Maping coordinates from video frame to technical projection

Many google search results led me here. Hope one of yours will lead you here and this post will shorten your suffering.

But first... quick background!

This is me in one of the frames in video (left picture). Assume that camera position in stable, something like surveillance camera. Our goal is to make system witch will tell us where we are in flat space on something like technical projection (right picture). And as always we will use Python.

Just use homography 🤷‍♀️

As I said, I tried lots of different approaches which didn't work for me and then in some YT lecture, I found ⭐homography⭐.

I will try to explain it to you in very simple words. I mention our problem is to find corelation between two flat spaces. Basicaly the screen and technical projection of space which camera covers. That corelation between them is called homography 🤯.

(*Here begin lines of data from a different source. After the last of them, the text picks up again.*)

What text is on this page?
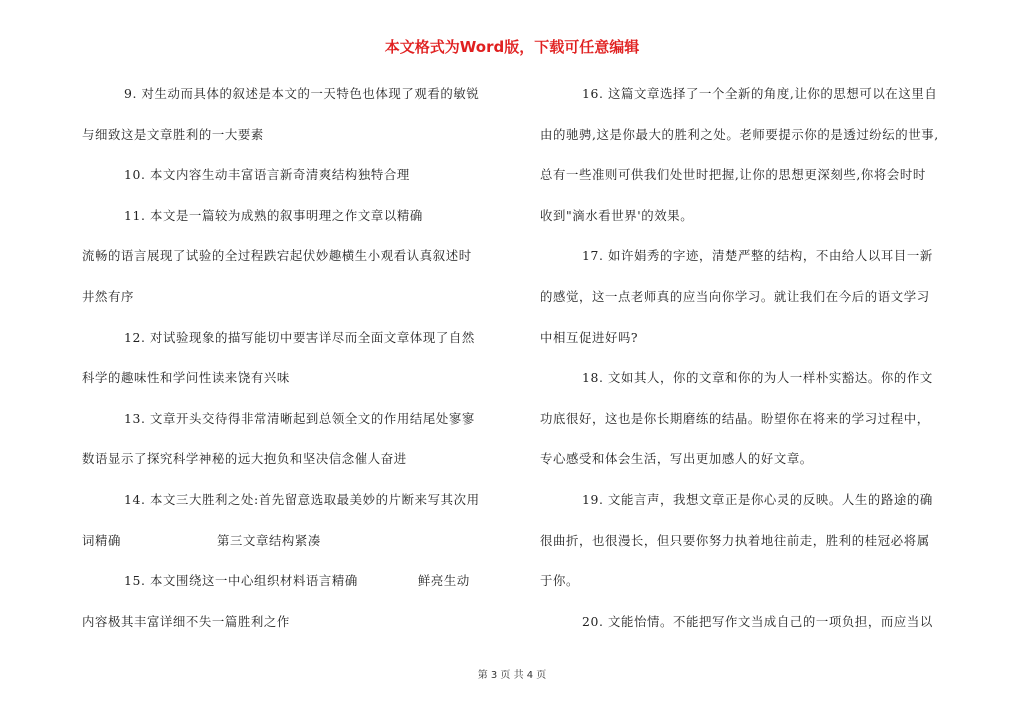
本文格式为Word版，下载可任意编辑
9. 对生动而具体的叙述是本文的一天特色也体现了观看的敏锐
与细致这是文章胜利的一大要素
10. 本文内容生动丰富语言新奇清爽结构独特合理
11. 本文是一篇较为成熟的叙事明理之作文章以精确
流畅的语言展现了试验的全过程跌宕起伏妙趣横生小观看认真叙述时
井然有序
12. 对试验现象的描写能切中要害详尽而全面文章体现了自然
科学的趣味性和学问性读来饶有兴味
13. 文章开头交待得非常清晰起到总领全文的作用结尾处寥寥
数语显示了探究科学神秘的远大抱负和坚决信念催人奋进
14. 本文三大胜利之处:首先留意选取最美妙的片断来写其次用
词精确	第三文章结构紧凑
15. 本文围绕这一中心组织材料语言精确	鲜亮生动
内容极其丰富详细不失一篇胜利之作
16. 这篇文章选择了一个全新的角度,让你的思想可以在这里自
由的驰骋,这是你最大的胜利之处。老师要提示你的是透过纷纭的世事,
总有一些准则可供我们处世时把握,让你的思想更深刻些,你将会时时
收到"滴水看世界'的效果。
17. 如许娟秀的字迹，清楚严整的结构，不由给人以耳目一新
的感觉，这一点老师真的应当向你学习。就让我们在今后的语文学习
中相互促进好吗?
18. 文如其人，你的文章和你的为人一样朴实豁达。你的作文
功底很好，这也是你长期磨练的结晶。盼望你在将来的学习过程中，
专心感受和体会生活，写出更加感人的好文章。
19. 文能言声，我想文章正是你心灵的反映。人生的路途的确
很曲折，也很漫长，但只要你努力执着地往前走，胜利的桂冠必将属
于你。
20. 文能怡情。不能把写作文当成自己的一项负担，而应当以
第 3 页 共 4 页
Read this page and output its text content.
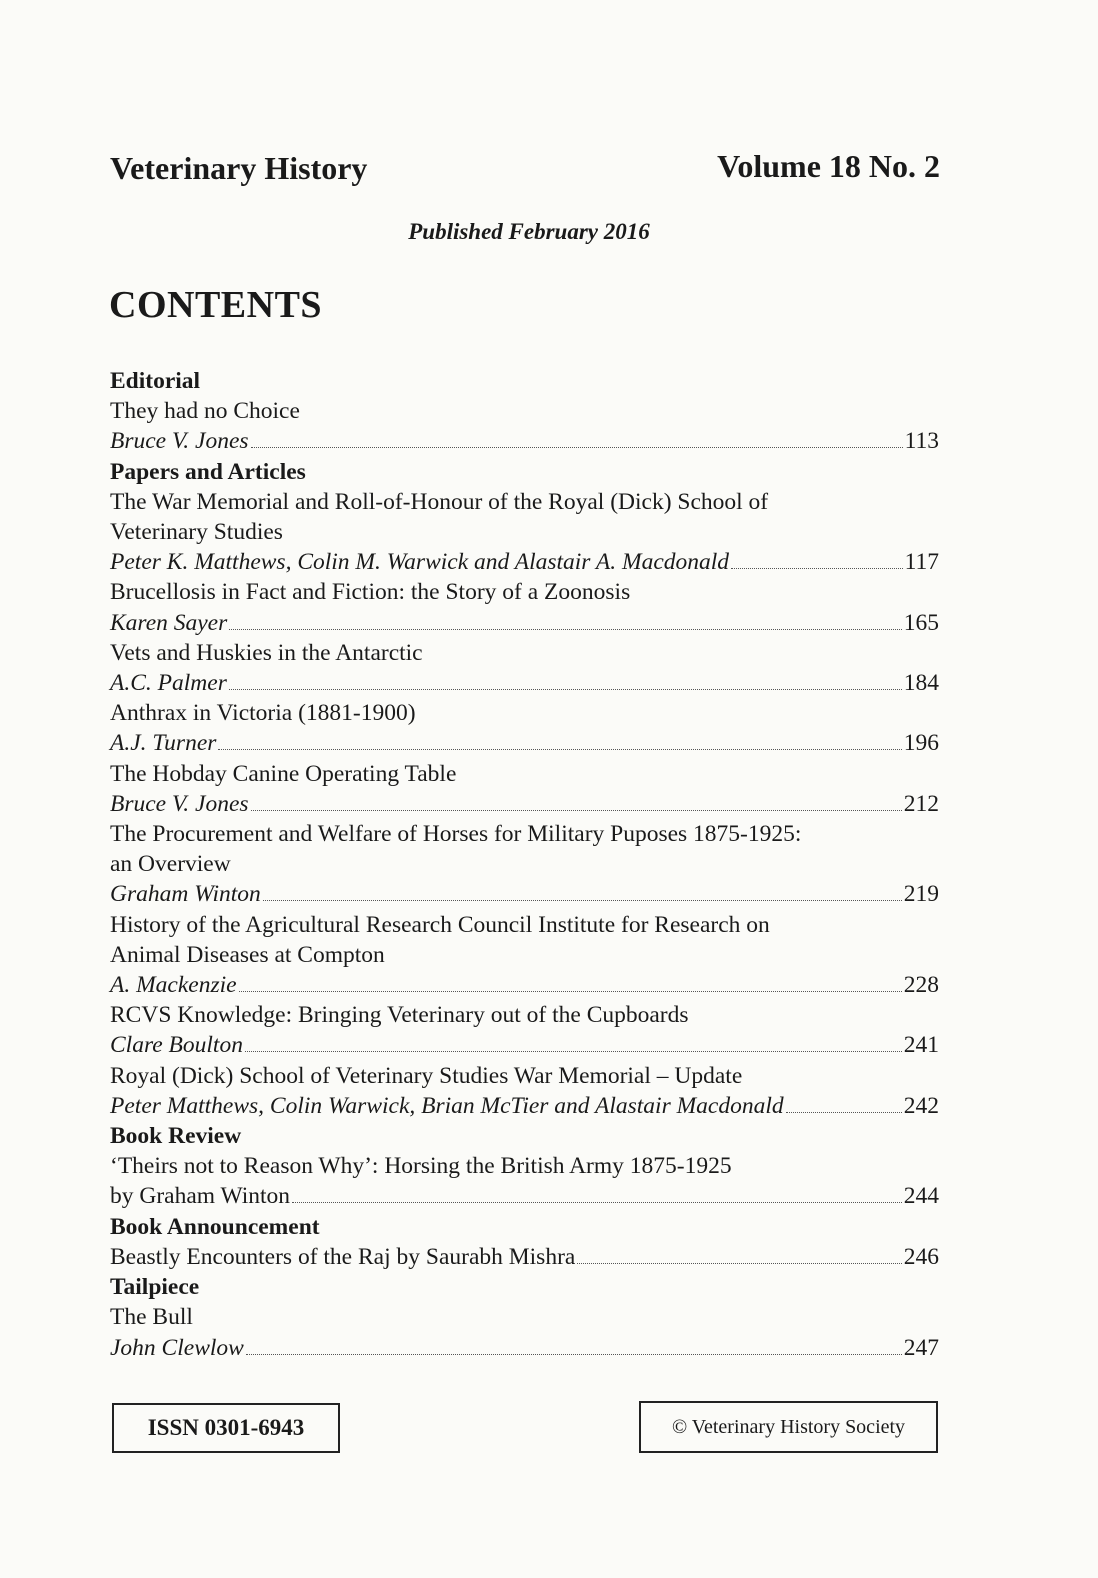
Veterinary History	Volume 18 No. 2
Published February 2016
CONTENTS
Editorial
They had no Choice
Bruce V. Jones	113
Papers and Articles
The War Memorial and Roll-of-Honour of the Royal (Dick) School of
Veterinary Studies
Peter K. Matthews, Colin M. Warwick and Alastair A. Macdonald	117
Brucellosis in Fact and Fiction: the Story of a Zoonosis
Karen Sayer	165
Vets and Huskies in the Antarctic
A.C. Palmer	184
Anthrax in Victoria (1881-1900)
A.J. Turner	196
The Hobday Canine Operating Table
Bruce V. Jones	212
The Procurement and Welfare of Horses for Military Puposes 1875-1925:
an Overview
Graham Winton	219
History of the Agricultural Research Council Institute for Research on
Animal Diseases at Compton
A. Mackenzie	228
RCVS Knowledge: Bringing Veterinary out of the Cupboards
Clare Boulton	241
Royal (Dick) School of Veterinary Studies War Memorial – Update
Peter Matthews, Colin Warwick, Brian McTier and Alastair Macdonald	242
Book Review
‘Theirs not to Reason Why’: Horsing the British Army 1875-1925
by Graham Winton	244
Book Announcement
Beastly Encounters of the Raj by Saurabh Mishra	246
Tailpiece
The Bull
John Clewlow	247
ISSN 0301-6943	© Veterinary History Society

If you are searching for detailed stuff go to wiki page, I will cover using it with python in my case.

What we need?

Choose four points on your video, if you have more than four it is even better. Now you need to measure where in 2d space of technical projection those points are. Yes, I see it as a disadvantage of this solution too... you have to be able to be where your camera is pointing to. Another way is to assume more or less distances between those points.

So now we have our input. In my project I've made something like camera settings. For each camera there is a JSON file with input values to calculate homography. Src list is list of x and y coordinates on our video. You can use pixels to know it. Dst list is list of points corresponding to src in real space. For example assume that low left corner of your backyard is point (0,0) and measure all other points.

{
  "name": "camera_1",
  "src": [
    [501, 1013],
    [1289, 1065],
    [849, 363],
    [1058, 524]
  ],
  "dst": [
    [20, 400],
    [210, 400],
    [60, 80],
    [150, 200]
  ]
}

Here comes OpenCV

Finally, let's do something! You need two methods.

cv2.getPerspectiveTransform( here_goes_list_of_src_points, here_goes_list_of_dst_points )

This will return calculated homography between two flat spaces we were talking about earlier.

cv2.perspectiveTransform( points_we_want_to_map, our_homography )

This will map other points.

import numpy as np

pts_src = np.float32(cameraConfig['src'])
pts_dst = np.float32(cameraConfig['dst'])

homography = cv2.getPerspectiveTransform(pts_src, pts_dst)

Such calculated homography is enough for us to tell where we are standing in backyard. Let's just pass where we are on the picture (here you can use some object detection or other fancy stuff) and homography.

coords_to_map = np.float32([[ x_coord, y_coord ]]).reshape(-1,1,2)
mapped_coords = cv2.perspectiveTransform( coords_to_map, homography )

Basicaly that's it. Now go and build neighbor tracker around your house.